The art of storytelling isn’t limited to book form. In fact, in Ancient Greece, stories were often told orally by a bard in front of a fire and a crowd. Epic poems such as Homer’s Illiad and Odyssey were brought to life when the evenings were closing in and the day’s work was done. And obviously plays in theatres are another form of storytelling. In fact some shows have been running for years in London’s West End – although nowadays, both these types of storytelling (Oral tradition and Theatre productions) have seen those stories written down into book form, with copies of The Odyssey selling around 20,000 copies each year.
And of course the art of storytelling evolved into a medium that was able to relate to the hobbies of today’s society. Video Games. Computer Games. Whatever you may call them. Stay with me though, the thought of teenage boys locking themselves away in their smelly, often messy bedrooms may be the first thing that comes to mind, but these art forms do have stories.
I used to play a ton of computer games during my teens. Some games had storylines, others didn’t. As I’ve now reached my late twenties, I’ve found myself playing far fewer games and any game I do play often has a short lifespan. And yet, I still hold copies of some enjoyable games that time forgot; games that have such brilliant storylines that they deserve a mention.
I want to introduce to you a selection of games that took storytelling to a new level. They had stories and plots that stuck with me, and if time ever permitted, I would gladly switch the console on and get lost once more in their worlds.
Broken Sword: The Shadow of the Templars
Released in 1996, this point and click adventure game is one of favourite games I’ve ever played. George Stobbart is a tourist in Paris, relaxing at a cafe, when right from the off, a terrorist in a clown disguise, blows up the cafe and steals the briefcase of one of the cafe’s customers. George decides to follow the clown and pick up the clues as he goes along. Joining up with Nico Collard, a french journalist, they embark on a secret investigation that takes them from France, to Ireland to Syria. A hidden manuscript that has links with the Knights Templar falls into their possession and after intense investigation, George and Nico stumble upon a secret society of priests in the subterranean sewers of France and find themselves up against one of the most powerful organisations, their lives in imminent danger.
Now of course, nowadays this story may sounds all too familiar, with a resurgence of the Templar story in recent novels from Dan Brown and Raymond Khoury. But it is important to note that this game was released in 1996, years earlier than the novels. With memorable characters and such brilliant voice over work, Broken Sword: The Shadow of the Templars will always stay with me.
This RPG was released in 1999 and has since been lost in the vaults of time. Unpopular, badly rated and now rare, Koudelka has some brilliant storytelling and original plot arcs. Set in 1898, Koudelka visits on old monastery in Wales after hearing voices in her head of lost souls. Upon arriving, she meets two other protagonist who each have their own reason for being summoned at this dark monastery and team up to investigate its dark history.

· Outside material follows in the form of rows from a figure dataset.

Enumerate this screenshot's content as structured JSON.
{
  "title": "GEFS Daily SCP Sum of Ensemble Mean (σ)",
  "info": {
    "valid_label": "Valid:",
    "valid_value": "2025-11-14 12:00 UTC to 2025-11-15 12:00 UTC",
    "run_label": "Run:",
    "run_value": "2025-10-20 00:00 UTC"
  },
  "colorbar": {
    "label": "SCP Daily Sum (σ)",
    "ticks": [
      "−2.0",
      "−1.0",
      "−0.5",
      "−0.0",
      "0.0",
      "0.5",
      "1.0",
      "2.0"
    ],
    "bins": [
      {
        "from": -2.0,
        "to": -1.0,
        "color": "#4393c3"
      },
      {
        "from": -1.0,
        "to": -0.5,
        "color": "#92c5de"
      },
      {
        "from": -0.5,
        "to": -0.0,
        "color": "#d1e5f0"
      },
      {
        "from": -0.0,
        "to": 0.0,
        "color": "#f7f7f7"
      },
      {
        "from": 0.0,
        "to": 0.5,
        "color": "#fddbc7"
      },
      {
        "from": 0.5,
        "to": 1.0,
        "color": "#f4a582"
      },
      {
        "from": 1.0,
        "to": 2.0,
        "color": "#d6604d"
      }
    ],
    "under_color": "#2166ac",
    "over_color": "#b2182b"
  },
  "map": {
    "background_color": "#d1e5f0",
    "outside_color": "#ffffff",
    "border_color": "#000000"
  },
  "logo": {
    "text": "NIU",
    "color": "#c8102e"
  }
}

The monastery’s history soon becomes apparent as an old prison for political heretics and religious enemies, where they were tortured and forced to live a life of such torment that they still haunt their prison. With links to the Vatican, Roger Bacon and political suppression, Koudelka is a gem of a story. Unique, extremely dark and harrowing and full of atmosphere, Koudelka is a game that will always get my support, despite its gameplay errors.

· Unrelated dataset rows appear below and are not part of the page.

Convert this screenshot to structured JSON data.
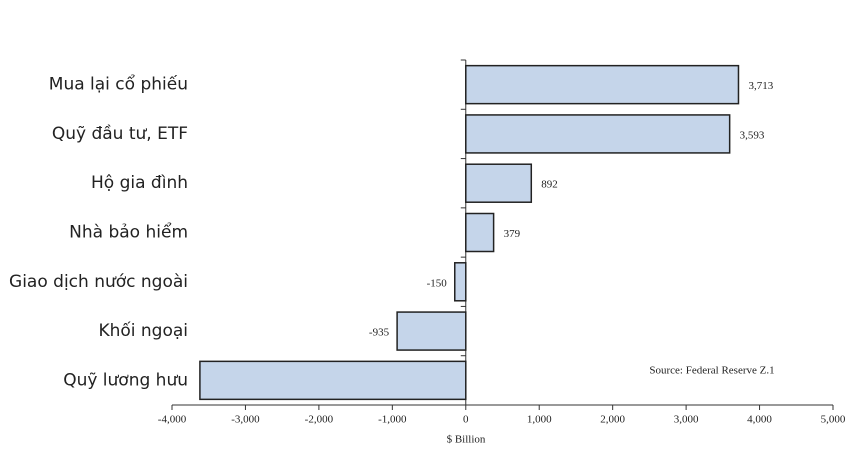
{
  "chart_data": {
    "type": "hbar",
    "categories": [
      "Mua lại cổ phiếu",
      "Quỹ đầu tư, ETF",
      "Hộ gia đình",
      "Nhà bảo hiểm",
      "Giao dịch nước ngoài",
      "Khối ngoại",
      "Quỹ lương hưu"
    ],
    "values": [
      3713,
      3593,
      892,
      379,
      -150,
      -935,
      -3620
    ],
    "value_labels": [
      "3,713",
      "3,593",
      "892",
      "379",
      "-150",
      "-935",
      null
    ],
    "color": "#c5d5ea",
    "xlim": [
      -4000,
      5000
    ],
    "xticks": [
      {
        "value": -4000,
        "label": "-4,000"
      },
      {
        "value": -3000,
        "label": "-3,000"
      },
      {
        "value": -2000,
        "label": "-2,000"
      },
      {
        "value": -1000,
        "label": "-1,000"
      },
      0,
      {
        "value": 1000,
        "label": "1,000"
      },
      {
        "value": 2000,
        "label": "2,000"
      },
      {
        "value": 3000,
        "label": "3,000"
      },
      {
        "value": 4000,
        "label": "4,000"
      },
      {
        "value": 5000,
        "label": "5,000"
      }
    ],
    "xlabel": "$ Billion",
    "annotation": "Source: Federal Reserve Z.1"
  }
}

Another RPG from my teenage days, Grandia is considered a cult hit and was released in 1997. The game is set in a fantasy world of emerging technology and exploration; perhaps fitting in the steampunk genre at times. Justin is a wannabe adventurer and longs to discover new and uncharted land beyond the ‘end of the world’. He is given his chance when he inherits a gemstone that’s history is perhaps linked to a long-lost civilization.

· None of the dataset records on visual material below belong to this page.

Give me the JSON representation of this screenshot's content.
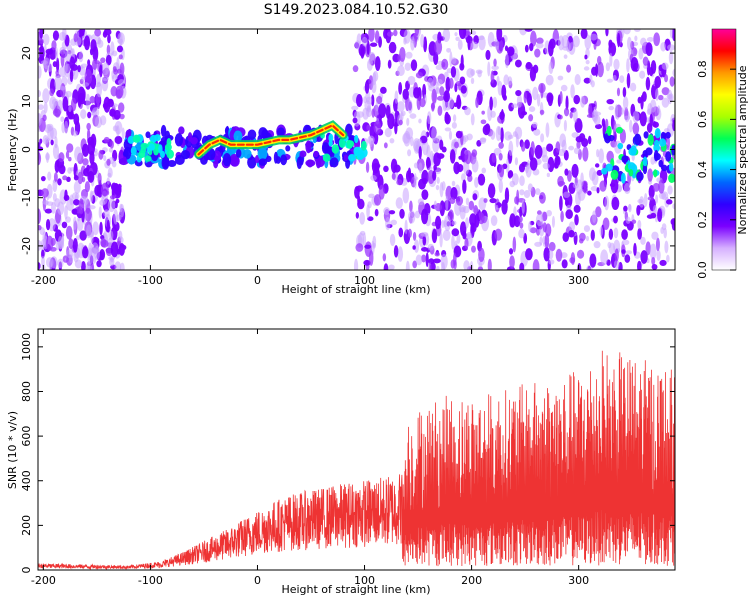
{
  "figure_title": "S149.2023.084.10.52.G30",
  "chart_data": [
    {
      "type": "heatmap",
      "xlabel": "Height of straight line (km)",
      "ylabel": "Frequency (Hz)",
      "xlim": [
        -205,
        390
      ],
      "ylim": [
        -25,
        25
      ],
      "x_ticks": [
        "-200",
        "-100",
        "0",
        "100",
        "200",
        "300"
      ],
      "y_ticks": [
        "-20",
        "-10",
        "0",
        "10",
        "20"
      ],
      "colorbar": {
        "label": "Normalized spectral amplitude",
        "range": [
          0.0,
          0.96
        ],
        "ticks": [
          "0.0",
          "0.2",
          "0.4",
          "0.6",
          "0.8"
        ],
        "colors": [
          "#ffffff",
          "#d6b0ff",
          "#7a00ff",
          "#2f00ff",
          "#0066ff",
          "#00ffff",
          "#00ff55",
          "#aaff00",
          "#ffff00",
          "#ff9900",
          "#ff0000",
          "#ff0099"
        ]
      },
      "ridge": {
        "x": [
          -55,
          -45,
          -35,
          -25,
          -10,
          0,
          10,
          20,
          30,
          40,
          50,
          60,
          70,
          80
        ],
        "y": [
          -1,
          1,
          2,
          1,
          1,
          1,
          1.5,
          2,
          2,
          2.5,
          3,
          4,
          5,
          3
        ]
      },
      "background_blobs": {
        "left_band": [
          -205,
          -125
        ],
        "right_band": [
          90,
          390
        ],
        "right_edge_cluster": [
          320,
          390
        ]
      }
    },
    {
      "type": "line",
      "xlabel": "Height of straight line (km)",
      "ylabel": "SNR (10 * v/v)",
      "xlim": [
        -205,
        390
      ],
      "ylim": [
        0,
        1080
      ],
      "x_ticks": [
        "-200",
        "-100",
        "0",
        "100",
        "200",
        "300"
      ],
      "y_ticks": [
        "0",
        "200",
        "400",
        "600",
        "800",
        "1000"
      ],
      "color": "#ee3333",
      "envelope": [
        {
          "x": -205,
          "y": 30
        },
        {
          "x": -120,
          "y": 20
        },
        {
          "x": -90,
          "y": 40
        },
        {
          "x": -70,
          "y": 80
        },
        {
          "x": -50,
          "y": 130
        },
        {
          "x": -30,
          "y": 180
        },
        {
          "x": -10,
          "y": 240
        },
        {
          "x": 10,
          "y": 300
        },
        {
          "x": 30,
          "y": 340
        },
        {
          "x": 50,
          "y": 360
        },
        {
          "x": 70,
          "y": 380
        },
        {
          "x": 90,
          "y": 400
        },
        {
          "x": 120,
          "y": 420
        },
        {
          "x": 135,
          "y": 450
        },
        {
          "x": 140,
          "y": 700
        },
        {
          "x": 170,
          "y": 780
        },
        {
          "x": 220,
          "y": 800
        },
        {
          "x": 260,
          "y": 850
        },
        {
          "x": 300,
          "y": 900
        },
        {
          "x": 320,
          "y": 1000
        },
        {
          "x": 360,
          "y": 950
        },
        {
          "x": 390,
          "y": 900
        }
      ]
    }
  ]
}
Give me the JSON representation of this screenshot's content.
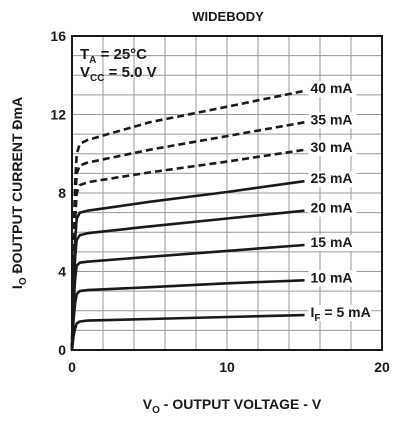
{
  "chart_data": {
    "type": "line",
    "title": "WIDEBODY",
    "xlabel": {
      "main": "V",
      "sub": "O",
      "rest": " -  OUTPUT VOLTAGE - V"
    },
    "ylabel": {
      "main": "I",
      "sub": "O",
      "rest": " ĐOUTPUT CURRENT ĐmA"
    },
    "xlim": [
      0,
      20
    ],
    "ylim": [
      0,
      16
    ],
    "xticks": [
      0,
      10,
      20
    ],
    "yticks": [
      0,
      4,
      8,
      12,
      16
    ],
    "grid": true,
    "conditions": [
      {
        "main": "T",
        "sub": "A",
        "rest": " = 25°C"
      },
      {
        "main": "V",
        "sub": "CC",
        "rest": " = 5.0 V"
      }
    ],
    "series": [
      {
        "name": "I",
        "label_sub": "F",
        "label_rest": " = 5 mA",
        "style": "solid",
        "x": [
          0,
          0.1,
          0.2,
          0.3,
          0.5,
          1,
          5,
          10,
          15
        ],
        "y": [
          0,
          0.7,
          1.1,
          1.35,
          1.45,
          1.5,
          1.58,
          1.68,
          1.78
        ]
      },
      {
        "name": "10 mA",
        "style": "solid",
        "x": [
          0,
          0.1,
          0.2,
          0.3,
          0.5,
          1,
          5,
          10,
          15
        ],
        "y": [
          0,
          1.5,
          2.4,
          2.85,
          3.0,
          3.05,
          3.2,
          3.4,
          3.55
        ]
      },
      {
        "name": "15 mA",
        "style": "solid",
        "x": [
          0,
          0.1,
          0.2,
          0.3,
          0.5,
          1,
          5,
          10,
          15
        ],
        "y": [
          0,
          2.3,
          3.6,
          4.3,
          4.45,
          4.5,
          4.75,
          5.05,
          5.35
        ]
      },
      {
        "name": "20 mA",
        "style": "solid",
        "x": [
          0,
          0.1,
          0.2,
          0.3,
          0.5,
          1,
          5,
          10,
          15
        ],
        "y": [
          0,
          3.0,
          4.7,
          5.6,
          5.85,
          5.95,
          6.3,
          6.7,
          7.1
        ]
      },
      {
        "name": "25 mA",
        "style": "solid",
        "x": [
          0,
          0.1,
          0.2,
          0.3,
          0.5,
          1,
          5,
          10,
          15
        ],
        "y": [
          0,
          3.6,
          5.6,
          6.7,
          7.0,
          7.1,
          7.55,
          8.05,
          8.6
        ]
      },
      {
        "name": "30 mA",
        "style": "dashed",
        "x": [
          0,
          0.1,
          0.2,
          0.3,
          0.5,
          1,
          5,
          10,
          15
        ],
        "y": [
          0,
          4.2,
          6.6,
          8.0,
          8.4,
          8.55,
          9.05,
          9.6,
          10.2
        ]
      },
      {
        "name": "35 mA",
        "style": "dashed",
        "x": [
          0,
          0.1,
          0.2,
          0.3,
          0.5,
          1,
          5,
          10,
          15
        ],
        "y": [
          0,
          4.8,
          7.6,
          9.0,
          9.4,
          9.55,
          10.2,
          10.9,
          11.6
        ]
      },
      {
        "name": "40 mA",
        "style": "dashed",
        "x": [
          0,
          0.1,
          0.2,
          0.3,
          0.5,
          1,
          5,
          10,
          15
        ],
        "y": [
          0,
          5.4,
          8.5,
          10.0,
          10.5,
          10.7,
          11.6,
          12.4,
          13.2
        ]
      }
    ]
  }
}
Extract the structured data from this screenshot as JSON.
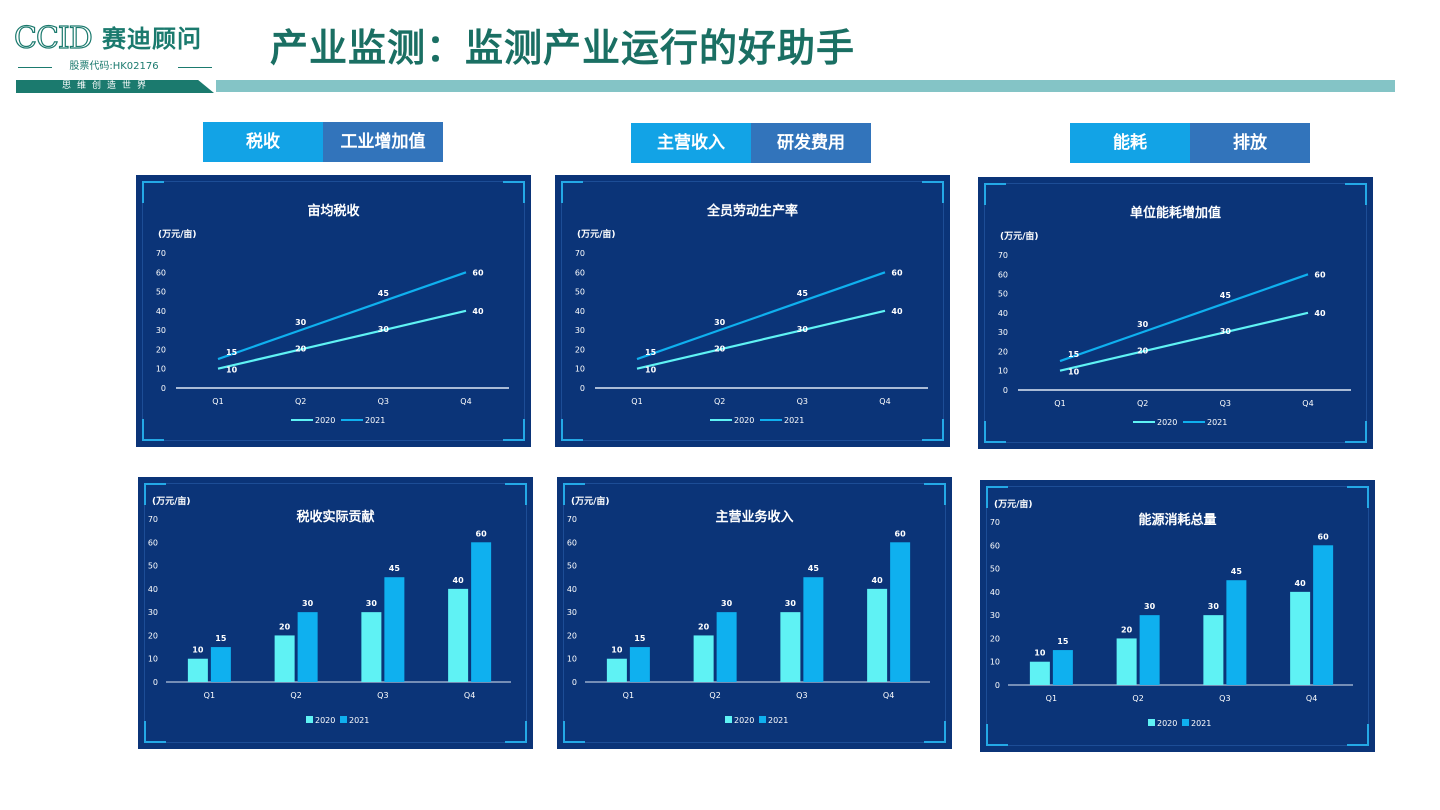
{
  "logo": {
    "english": "CCID",
    "chinese": "赛迪顾问",
    "stock_code": "股票代码:HK02176",
    "slogan": "思维创造世界"
  },
  "page_title": "产业监测：监测产业运行的好助手",
  "colors": {
    "title_green": "#1a6f63",
    "header_bar": "#84c4c6",
    "tab_active": "#12a3e6",
    "tab_inactive": "#3274bb",
    "panel_bg": "#0b3478",
    "series_2020": "#5ff2f4",
    "series_2021": "#0fb0ef"
  },
  "tab_groups": [
    {
      "tabs": [
        {
          "label": "税收",
          "active": true
        },
        {
          "label": "工业增加值",
          "active": false
        }
      ]
    },
    {
      "tabs": [
        {
          "label": "主营收入",
          "active": true
        },
        {
          "label": "研发费用",
          "active": false
        }
      ]
    },
    {
      "tabs": [
        {
          "label": "能耗",
          "active": true
        },
        {
          "label": "排放",
          "active": false
        }
      ]
    }
  ],
  "chart_data": [
    {
      "type": "line",
      "title": "亩均税收",
      "unit": "(万元/亩)",
      "categories": [
        "Q1",
        "Q2",
        "Q3",
        "Q4"
      ],
      "ylim": [
        0,
        70
      ],
      "yticks": [
        0,
        10,
        20,
        30,
        40,
        50,
        60,
        70
      ],
      "series": [
        {
          "name": "2020",
          "values": [
            10,
            20,
            30,
            40
          ]
        },
        {
          "name": "2021",
          "values": [
            15,
            30,
            45,
            60
          ]
        }
      ],
      "legend": "bottom",
      "grid": false
    },
    {
      "type": "line",
      "title": "全员劳动生产率",
      "unit": "(万元/亩)",
      "categories": [
        "Q1",
        "Q2",
        "Q3",
        "Q4"
      ],
      "ylim": [
        0,
        70
      ],
      "yticks": [
        0,
        10,
        20,
        30,
        40,
        50,
        60,
        70
      ],
      "series": [
        {
          "name": "2020",
          "values": [
            10,
            20,
            30,
            40
          ]
        },
        {
          "name": "2021",
          "values": [
            15,
            30,
            45,
            60
          ]
        }
      ],
      "legend": "bottom",
      "grid": false
    },
    {
      "type": "line",
      "title": "单位能耗增加值",
      "unit": "(万元/亩)",
      "categories": [
        "Q1",
        "Q2",
        "Q3",
        "Q4"
      ],
      "ylim": [
        0,
        70
      ],
      "yticks": [
        0,
        10,
        20,
        30,
        40,
        50,
        60,
        70
      ],
      "series": [
        {
          "name": "2020",
          "values": [
            10,
            20,
            30,
            40
          ]
        },
        {
          "name": "2021",
          "values": [
            15,
            30,
            45,
            60
          ]
        }
      ],
      "legend": "bottom",
      "grid": false
    },
    {
      "type": "bar",
      "title": "税收实际贡献",
      "unit": "(万元/亩)",
      "categories": [
        "Q1",
        "Q2",
        "Q3",
        "Q4"
      ],
      "ylim": [
        0,
        70
      ],
      "yticks": [
        0,
        10,
        20,
        30,
        40,
        50,
        60,
        70
      ],
      "series": [
        {
          "name": "2020",
          "values": [
            10,
            20,
            30,
            40
          ]
        },
        {
          "name": "2021",
          "values": [
            15,
            30,
            45,
            60
          ]
        }
      ],
      "legend": "bottom",
      "grid": false
    },
    {
      "type": "bar",
      "title": "主营业务收入",
      "unit": "(万元/亩)",
      "categories": [
        "Q1",
        "Q2",
        "Q3",
        "Q4"
      ],
      "ylim": [
        0,
        70
      ],
      "yticks": [
        0,
        10,
        20,
        30,
        40,
        50,
        60,
        70
      ],
      "series": [
        {
          "name": "2020",
          "values": [
            10,
            20,
            30,
            40
          ]
        },
        {
          "name": "2021",
          "values": [
            15,
            30,
            45,
            60
          ]
        }
      ],
      "legend": "bottom",
      "grid": false
    },
    {
      "type": "bar",
      "title": "能源消耗总量",
      "unit": "(万元/亩)",
      "categories": [
        "Q1",
        "Q2",
        "Q3",
        "Q4"
      ],
      "ylim": [
        0,
        70
      ],
      "yticks": [
        0,
        10,
        20,
        30,
        40,
        50,
        60,
        70
      ],
      "series": [
        {
          "name": "2020",
          "values": [
            10,
            20,
            30,
            40
          ]
        },
        {
          "name": "2021",
          "values": [
            15,
            30,
            45,
            60
          ]
        }
      ],
      "legend": "bottom",
      "grid": false
    }
  ]
}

The ancient Angelou has obvious links to Atlantis in our own legend, but the game’s antagonist – the Garlyle forces on on the same mission as Justin. It’s your young protagonist vs a powerful organisation base but with some hugely addictive gameplay and heart-warming tales. I remember playing this game well into the early hours wanting to know more. Just like nowadays us readers have to read one more chapter before bed … and another one and another one.
I may have not done the wonderful games above me justice, but I hope I’ve managed to show that computer games indeed are a storytelling medium that is often overlooked, especially by adults. In a way, computer games are interactive books without the description, the imagery and colourful literary language, as you are able to show these writing techniques in visual form on the screen. Computer games are not just about princesses being stolen level after level, they aren’t just about collecting rings to stop an evil antagonist, they are in fact detailed, multi-layered with in depth story arcs that can add tension and atmosphere and excitement just as well as a good book.
Do me a favour, when you are confronted with a computer game, before you dismiss it as teenage profanity, just think back to maybe games of your younger years. Games aren’t all explosions, killing and car stealing. There are some hidden gems out there that bring enjoyment to many.